There’s very limited evidence that school closures have any impact on coronavirus outbreaks, they write.
Silverman is with the division of infectious diseases at Western University in London, Ont., Stranges is a professor at Western’s department of epidemiology and biostatistics, and Sibbald is with the London Health Sciences Centre.
Modelling studies suggest school closures have the greatest effect if the virus has low transmissibility and if attack rates are higher in children than adults, neither of which they say are likely true for COVID-19. Although high school students may have higher rates of infection, preschool and elementary students have an especially low infection risk and do particularly poorly with distance learning, the article says.

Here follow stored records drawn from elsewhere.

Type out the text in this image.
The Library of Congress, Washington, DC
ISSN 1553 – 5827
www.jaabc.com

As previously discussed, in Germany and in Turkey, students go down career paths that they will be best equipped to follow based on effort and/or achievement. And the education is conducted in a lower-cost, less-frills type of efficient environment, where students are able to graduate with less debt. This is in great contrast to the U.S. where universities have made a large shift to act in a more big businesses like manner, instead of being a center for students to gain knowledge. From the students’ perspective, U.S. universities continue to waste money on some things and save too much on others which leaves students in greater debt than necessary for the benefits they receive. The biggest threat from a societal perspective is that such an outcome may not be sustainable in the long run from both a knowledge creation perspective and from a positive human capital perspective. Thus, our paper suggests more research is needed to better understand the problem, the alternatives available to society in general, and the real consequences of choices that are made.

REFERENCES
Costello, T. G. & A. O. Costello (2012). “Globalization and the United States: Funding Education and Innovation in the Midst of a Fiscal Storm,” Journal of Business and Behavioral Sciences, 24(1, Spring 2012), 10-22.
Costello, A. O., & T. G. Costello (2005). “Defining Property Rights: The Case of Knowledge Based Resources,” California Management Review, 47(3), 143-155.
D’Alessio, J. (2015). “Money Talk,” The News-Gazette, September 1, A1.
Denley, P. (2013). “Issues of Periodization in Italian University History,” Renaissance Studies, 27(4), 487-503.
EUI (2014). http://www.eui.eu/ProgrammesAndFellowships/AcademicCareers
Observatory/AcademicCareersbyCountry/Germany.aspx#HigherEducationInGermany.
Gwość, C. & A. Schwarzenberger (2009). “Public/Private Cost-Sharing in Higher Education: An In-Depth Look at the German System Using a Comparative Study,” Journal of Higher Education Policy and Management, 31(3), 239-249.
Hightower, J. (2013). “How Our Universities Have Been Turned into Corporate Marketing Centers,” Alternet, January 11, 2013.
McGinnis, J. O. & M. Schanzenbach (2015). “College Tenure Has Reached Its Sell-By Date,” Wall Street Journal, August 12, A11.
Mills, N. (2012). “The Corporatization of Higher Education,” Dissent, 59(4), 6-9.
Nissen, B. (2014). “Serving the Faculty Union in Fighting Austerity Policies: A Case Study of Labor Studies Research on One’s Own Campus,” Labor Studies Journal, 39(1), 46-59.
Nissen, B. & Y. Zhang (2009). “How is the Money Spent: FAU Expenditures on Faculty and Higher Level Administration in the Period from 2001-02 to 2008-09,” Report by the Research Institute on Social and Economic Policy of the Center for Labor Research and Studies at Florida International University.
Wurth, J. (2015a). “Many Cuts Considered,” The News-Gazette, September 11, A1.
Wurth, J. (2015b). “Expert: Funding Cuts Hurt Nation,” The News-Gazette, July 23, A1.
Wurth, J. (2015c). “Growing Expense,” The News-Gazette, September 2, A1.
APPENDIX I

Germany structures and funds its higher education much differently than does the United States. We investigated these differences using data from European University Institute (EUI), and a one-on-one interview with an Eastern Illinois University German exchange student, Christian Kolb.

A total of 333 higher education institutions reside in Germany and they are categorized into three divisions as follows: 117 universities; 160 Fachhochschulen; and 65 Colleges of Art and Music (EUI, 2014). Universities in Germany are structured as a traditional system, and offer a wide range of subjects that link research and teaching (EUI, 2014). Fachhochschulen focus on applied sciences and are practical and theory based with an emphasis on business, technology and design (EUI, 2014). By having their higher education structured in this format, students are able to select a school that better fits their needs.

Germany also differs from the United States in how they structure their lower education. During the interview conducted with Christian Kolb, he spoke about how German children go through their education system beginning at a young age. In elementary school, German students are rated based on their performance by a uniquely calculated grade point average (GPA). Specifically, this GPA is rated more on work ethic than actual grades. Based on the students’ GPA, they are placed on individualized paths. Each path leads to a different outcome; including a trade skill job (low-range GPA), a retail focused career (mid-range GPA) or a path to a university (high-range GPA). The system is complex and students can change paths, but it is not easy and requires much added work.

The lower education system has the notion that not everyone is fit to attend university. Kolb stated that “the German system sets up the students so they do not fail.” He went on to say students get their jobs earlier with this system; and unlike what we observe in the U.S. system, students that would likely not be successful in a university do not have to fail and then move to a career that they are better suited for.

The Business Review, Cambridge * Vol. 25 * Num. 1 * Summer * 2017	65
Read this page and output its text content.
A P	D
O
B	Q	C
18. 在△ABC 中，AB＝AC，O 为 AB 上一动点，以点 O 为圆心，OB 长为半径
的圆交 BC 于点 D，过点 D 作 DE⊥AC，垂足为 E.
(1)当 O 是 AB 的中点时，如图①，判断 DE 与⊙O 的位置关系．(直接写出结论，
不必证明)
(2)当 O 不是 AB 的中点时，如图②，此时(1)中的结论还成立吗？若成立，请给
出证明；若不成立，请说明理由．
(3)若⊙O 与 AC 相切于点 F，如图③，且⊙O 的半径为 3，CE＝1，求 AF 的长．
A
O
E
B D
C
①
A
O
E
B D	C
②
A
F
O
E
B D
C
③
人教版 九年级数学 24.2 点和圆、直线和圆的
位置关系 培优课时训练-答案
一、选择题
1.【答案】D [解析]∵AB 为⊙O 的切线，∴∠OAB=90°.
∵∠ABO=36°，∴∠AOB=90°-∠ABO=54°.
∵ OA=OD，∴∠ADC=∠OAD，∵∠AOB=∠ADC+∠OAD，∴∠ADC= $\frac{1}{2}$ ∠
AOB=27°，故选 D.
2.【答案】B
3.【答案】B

“Reopening schools for these younger children is an urgent priority,” it says.
Children kept at home have higher rates of anxiety and depression, more screen time and are at greater risk of physical abuse. For vulnerable families, the loss of access to school services like counselling, special education and nutritional support is concerning. And the economic effects of parents being kept home to provide childcare are particularly severe for disadvantaged families, the article says.
“Although the long-term effects of our current COVID-19-related schooling policy are largely unknown, it is safe to say that there are likely to be several unintended consequences which we will recognize only after the data are compiled.”